秋景浓望着他,嘴唇动了几次也说不出话来。
她想过再见的许多可能,唯独没有想过会是这样的场景。
她穿着中衣,算是衣冠不整,勉强逃脱了一场刺杀,被莫名其妙带到这么个鬼地方。
而对方,马上就是君临天下的君王。
慕子宸也半晌没有说话,僵硬了片刻,关上殿门走近她。
秋景浓下意识地往后缩。
上一次她们在皇宫里也是这样的情景,只是那时候她眼里满满地都是他,以为他是自己的救星。
慕子宸轻叹了一声,抬手朝秋景浓脖子后的一处穴位按下去。
后者瞬间感觉到一阵轻松,活动活动手指,才发现自己已经行动自如了。
“你,可还好?”秋景浓忍不住开口问道。
此时仔细看来,秋景浓才发觉,印象里那个放荡不羁,无所挂碍的三皇子已经不负当初的风流倜傥,反而内敛起来,目光沉得叫她承受不住。
慕子宸不该这样。
他该随性一生,放旷一世。
慕子宸已经数不过来到底有多少日子没见她了。
自从那日宫宴他说了那样决绝伤人的话,就再也没见过心上的倩影。
原来他以为,放手是一件很简单的事。无非是一时的颓唐,便可换得她一世安稳幸福。
可是当她披上大红的嫁衣,以冲喜的名义嫁给重伤不醒的叶瑾,嫁得那样凄凉敷衍,慕子宸才发现自己错了。
他没想到自己根本无法忍受看着她为别人披上嫁衣,也无法忍受推开她以后,她根本没有得到应有的幸福。
然而,木已成舟,他无能为力。
秋景露晋封的宫宴,他再次看见她,彼时他站在高高的楼阁之上,看着她举止亲昵言笑晏晏地偎依在已经瞎了的叶瑾身边。
凭什么呢?
明明他已经放开了手啊……老天还是要折磨她……
手里的物事被他捏得碎成齑粉,那日的宫宴他终究称病没有参加。
他不知道坐在她和另外一个人面前,他会做出什么事来。
“我能有什么事?”慕子宸露出一个无所谓地笑容,“秋景浓,你要担心你自己。”
秋景浓这才想起来问,蹙眉道,“玉萝锦为什么把我带到这里来?”
慕子宸挑起一双桃花眼,“她没告诉你?”
秋景浓冷笑了一声,告诉她?她看玉萝锦是想杀了她吧。
“皇兄和父皇接连西去,长宁城现在暗流涌动,并不太平。雁门公府如今在风口浪尖,我不放心雁门公府的守备,便叫阿锦去守着你。”

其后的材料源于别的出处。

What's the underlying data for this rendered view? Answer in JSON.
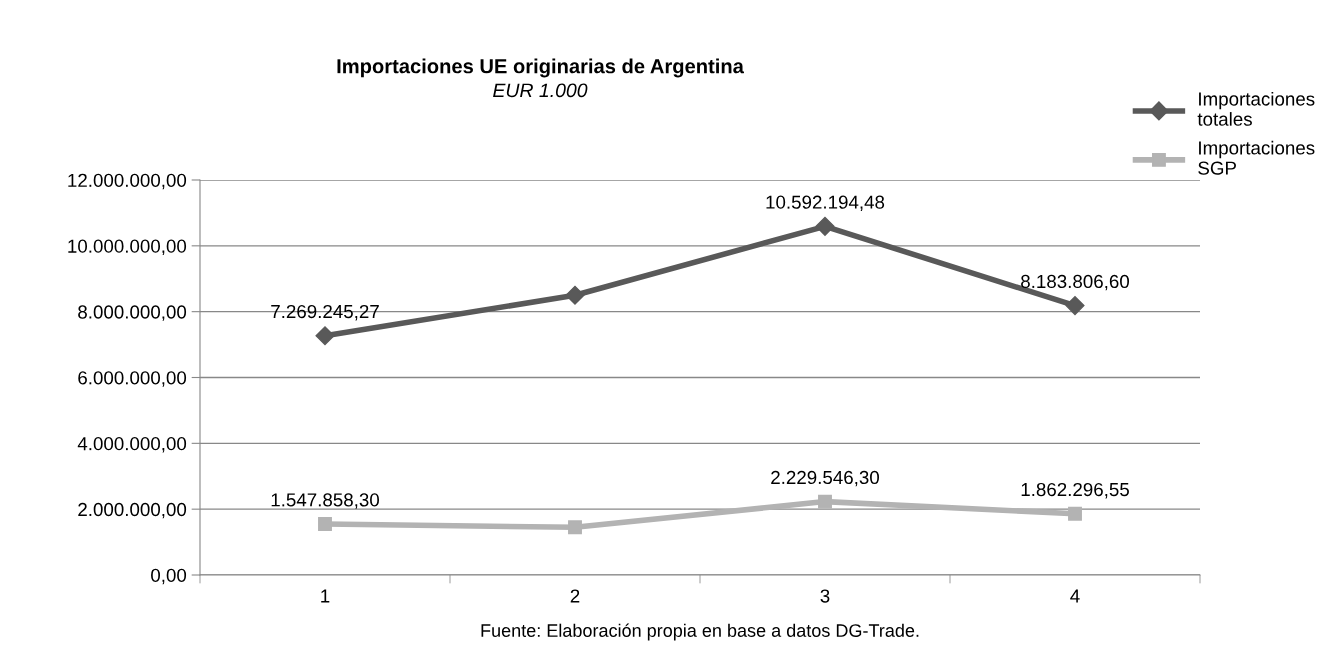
{
  "chart_data": {
    "type": "line",
    "title": "Importaciones UE originarias de Argentina",
    "subtitle": "EUR 1.000",
    "categories": [
      "1",
      "2",
      "3",
      "4"
    ],
    "series": [
      {
        "name": "Importaciones totales",
        "color": "#595959",
        "marker": "diamond",
        "values": [
          7269245.27,
          8500000,
          10592194.48,
          8183806.6
        ],
        "value_labels": [
          "7.269.245,27",
          null,
          "10.592.194,48",
          "8.183.806,60"
        ]
      },
      {
        "name": "Importaciones SGP",
        "color": "#b3b3b3",
        "marker": "square",
        "values": [
          1547858.3,
          1450000,
          2229546.3,
          1862296.55
        ],
        "value_labels": [
          "1.547.858,30",
          null,
          "2.229.546,30",
          "1.862.296,55"
        ]
      }
    ],
    "ylim": [
      0,
      12000000
    ],
    "yticks": [
      {
        "value": 0,
        "label": "0,00"
      },
      {
        "value": 2000000,
        "label": "2.000.000,00"
      },
      {
        "value": 4000000,
        "label": "4.000.000,00"
      },
      {
        "value": 6000000,
        "label": "6.000.000,00"
      },
      {
        "value": 8000000,
        "label": "8.000.000,00"
      },
      {
        "value": 10000000,
        "label": "10.000.000,00"
      },
      {
        "value": 12000000,
        "label": "12.000.000,00"
      }
    ],
    "grid": "y",
    "legend": "top right",
    "line_style": "solid",
    "annotations": [
      "Fuente: Elaboración propia en base a datos DG-Trade."
    ]
  }
}
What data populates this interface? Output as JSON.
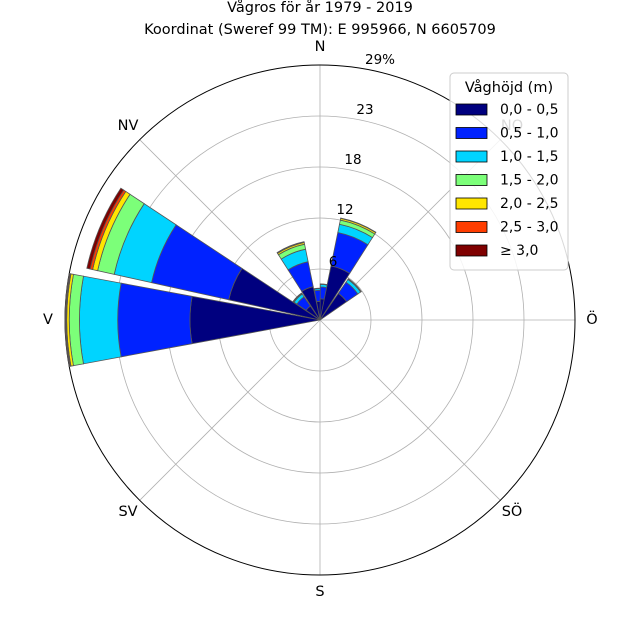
{
  "chart_data": {
    "type": "windrose",
    "title": "Vågros för år 1979 - 2019",
    "subtitle": "Koordinat (Sweref 99 TM): E 995966, N 6605709",
    "directions": [
      "N",
      "NO",
      "Ö",
      "SÖ",
      "S",
      "SV",
      "V",
      "NV"
    ],
    "ring_labels": [
      "6",
      "12",
      "18",
      "23",
      "29%"
    ],
    "rmax": 30,
    "grid": true,
    "legend": {
      "title": "Våghöjd (m)",
      "placement": "top-right",
      "entries": [
        "0,0 - 0,5",
        "0,5 - 1,0",
        "1,0 - 1,5",
        "1,5 - 2,0",
        "2,0 - 2,5",
        "2,5 - 3,0",
        "≥ 3,0"
      ]
    },
    "colors": [
      "#00007f",
      "#0022ff",
      "#00d4ff",
      "#7cff79",
      "#ffe600",
      "#ff3d00",
      "#7f0000"
    ],
    "sectors": [
      {
        "direction_deg": 0,
        "values": [
          2.2,
          1.3,
          0.2,
          0.05,
          0.0,
          0.0,
          0.0
        ]
      },
      {
        "direction_deg": 11,
        "values": [
          2.5,
          1.4,
          0.3,
          0.05,
          0.0,
          0.0,
          0.0
        ]
      },
      {
        "direction_deg": 22,
        "values": [
          6.5,
          4.0,
          1.0,
          0.5,
          0.2,
          0.05,
          0.0
        ]
      },
      {
        "direction_deg": 45,
        "values": [
          3.8,
          1.6,
          0.4,
          0.1,
          0.0,
          0.0,
          0.0
        ]
      },
      {
        "direction_deg": -22,
        "values": [
          4.0,
          3.0,
          1.5,
          0.6,
          0.2,
          0.1,
          0.0
        ]
      },
      {
        "direction_deg": -45,
        "values": [
          2.0,
          1.3,
          0.4,
          0.1,
          0.05,
          0.0,
          0.0
        ]
      },
      {
        "direction_deg": -67,
        "values": [
          11.0,
          9.3,
          4.5,
          2.0,
          0.6,
          0.3,
          0.4
        ]
      },
      {
        "direction_deg": -90,
        "values": [
          15.3,
          8.5,
          4.5,
          1.2,
          0.3,
          0.1,
          0.1
        ]
      }
    ]
  }
}
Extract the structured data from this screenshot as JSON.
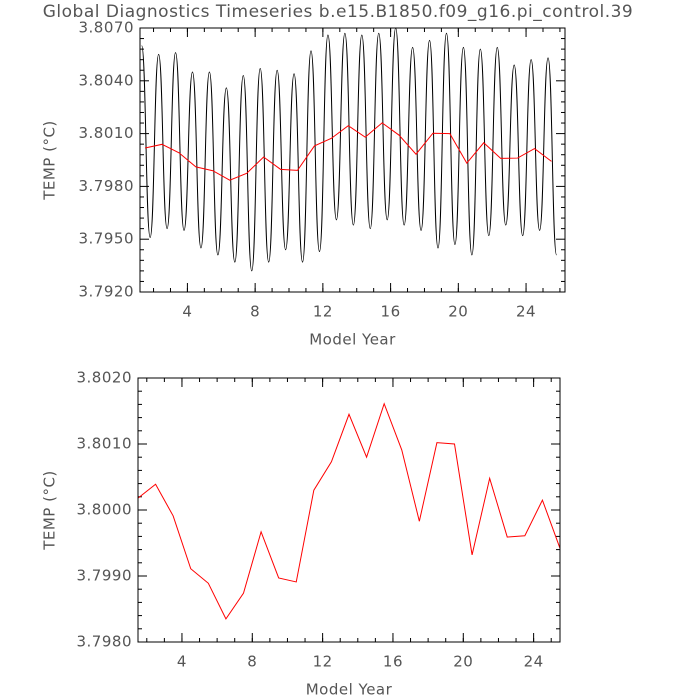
{
  "chart_data": [
    {
      "type": "line",
      "title": "Global Diagnostics Timeseries b.e15.B1850.f09_g16.pi_control.39",
      "xlabel": "Model Year",
      "ylabel": "TEMP (°C)",
      "xlim": [
        1.2,
        26.3
      ],
      "ylim": [
        3.792,
        3.807
      ],
      "xticks": [
        4,
        8,
        12,
        16,
        20,
        24
      ],
      "yticks": [
        {
          "value": 3.792,
          "label": "3.7920"
        },
        {
          "value": 3.795,
          "label": "3.7950"
        },
        {
          "value": 3.798,
          "label": "3.7980"
        },
        {
          "value": 3.801,
          "label": "3.8010"
        },
        {
          "value": 3.804,
          "label": "3.8040"
        },
        {
          "value": 3.807,
          "label": "3.8070"
        }
      ],
      "series": [
        {
          "color": "#000000",
          "smooth": true,
          "x": [
            1.3,
            1.8,
            2.3,
            2.8,
            3.3,
            3.8,
            4.3,
            4.8,
            5.3,
            5.8,
            6.3,
            6.8,
            7.3,
            7.8,
            8.3,
            8.8,
            9.3,
            9.8,
            10.3,
            10.8,
            11.3,
            11.8,
            12.3,
            12.8,
            13.3,
            13.8,
            14.3,
            14.8,
            15.3,
            15.8,
            16.3,
            16.8,
            17.3,
            17.8,
            18.3,
            18.8,
            19.3,
            19.8,
            20.3,
            20.8,
            21.3,
            21.8,
            22.3,
            22.8,
            23.3,
            23.8,
            24.3,
            24.8,
            25.3,
            25.8
          ],
          "values": [
            3.806,
            3.7951,
            3.8055,
            3.7956,
            3.8056,
            3.7955,
            3.8045,
            3.7945,
            3.8045,
            3.7941,
            3.8036,
            3.7937,
            3.8043,
            3.7932,
            3.8047,
            3.7937,
            3.8046,
            3.7944,
            3.8044,
            3.7937,
            3.8057,
            3.7943,
            3.8066,
            3.7961,
            3.8067,
            3.7958,
            3.8066,
            3.7956,
            3.8067,
            3.7961,
            3.807,
            3.7958,
            3.8059,
            3.7955,
            3.8063,
            3.7945,
            3.8067,
            3.7947,
            3.8059,
            3.7941,
            3.8058,
            3.7952,
            3.8059,
            3.7958,
            3.8049,
            3.7952,
            3.8052,
            3.7955,
            3.8053,
            3.7941
          ]
        },
        {
          "color": "#ff0000",
          "smooth": false,
          "x": [
            1.5,
            2.5,
            3.5,
            4.5,
            5.5,
            6.5,
            7.5,
            8.5,
            9.5,
            10.5,
            11.5,
            12.5,
            13.5,
            14.5,
            15.5,
            16.5,
            17.5,
            18.5,
            19.5,
            20.5,
            21.5,
            22.5,
            23.5,
            24.5,
            25.5
          ],
          "values": [
            3.80018,
            3.80039,
            3.79991,
            3.79911,
            3.79889,
            3.79835,
            3.79874,
            3.79967,
            3.79897,
            3.79891,
            3.8003,
            3.80073,
            3.80145,
            3.8008,
            3.80161,
            3.80091,
            3.79983,
            3.80102,
            3.801,
            3.79932,
            3.80048,
            3.79959,
            3.79961,
            3.80015,
            3.79942
          ]
        }
      ]
    },
    {
      "type": "line",
      "xlabel": "Model Year",
      "ylabel": "TEMP (°C)",
      "xlim": [
        1.5,
        25.5
      ],
      "ylim": [
        3.798,
        3.802
      ],
      "xticks": [
        4,
        8,
        12,
        16,
        20,
        24
      ],
      "yticks": [
        {
          "value": 3.798,
          "label": "3.7980"
        },
        {
          "value": 3.799,
          "label": "3.7990"
        },
        {
          "value": 3.8,
          "label": "3.8000"
        },
        {
          "value": 3.801,
          "label": "3.8010"
        },
        {
          "value": 3.802,
          "label": "3.8020"
        }
      ],
      "series": [
        {
          "color": "#ff0000",
          "smooth": false,
          "x": [
            1.5,
            2.5,
            3.5,
            4.5,
            5.5,
            6.5,
            7.5,
            8.5,
            9.5,
            10.5,
            11.5,
            12.5,
            13.5,
            14.5,
            15.5,
            16.5,
            17.5,
            18.5,
            19.5,
            20.5,
            21.5,
            22.5,
            23.5,
            24.5,
            25.5
          ],
          "values": [
            3.80018,
            3.80039,
            3.79991,
            3.79911,
            3.79889,
            3.79835,
            3.79874,
            3.79967,
            3.79897,
            3.79891,
            3.8003,
            3.80073,
            3.80145,
            3.8008,
            3.80161,
            3.80091,
            3.79983,
            3.80102,
            3.801,
            3.79932,
            3.80048,
            3.79959,
            3.79961,
            3.80015,
            3.79942
          ]
        }
      ]
    }
  ]
}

慕子宸说到此处,桃花眼里泛起一丝寒气,“逼得阿锦出手,可见叶瑾确实没有好好保护你。”
玉萝锦竟然……是慕子宸派去去保护她的……
秋景浓感觉无论哪个部分都叫人一时间难以接受。
“你可传信儿给他了?”秋景浓现在担心地是叶瑾,若是他回去见她不到,不知道会怎样的发疯。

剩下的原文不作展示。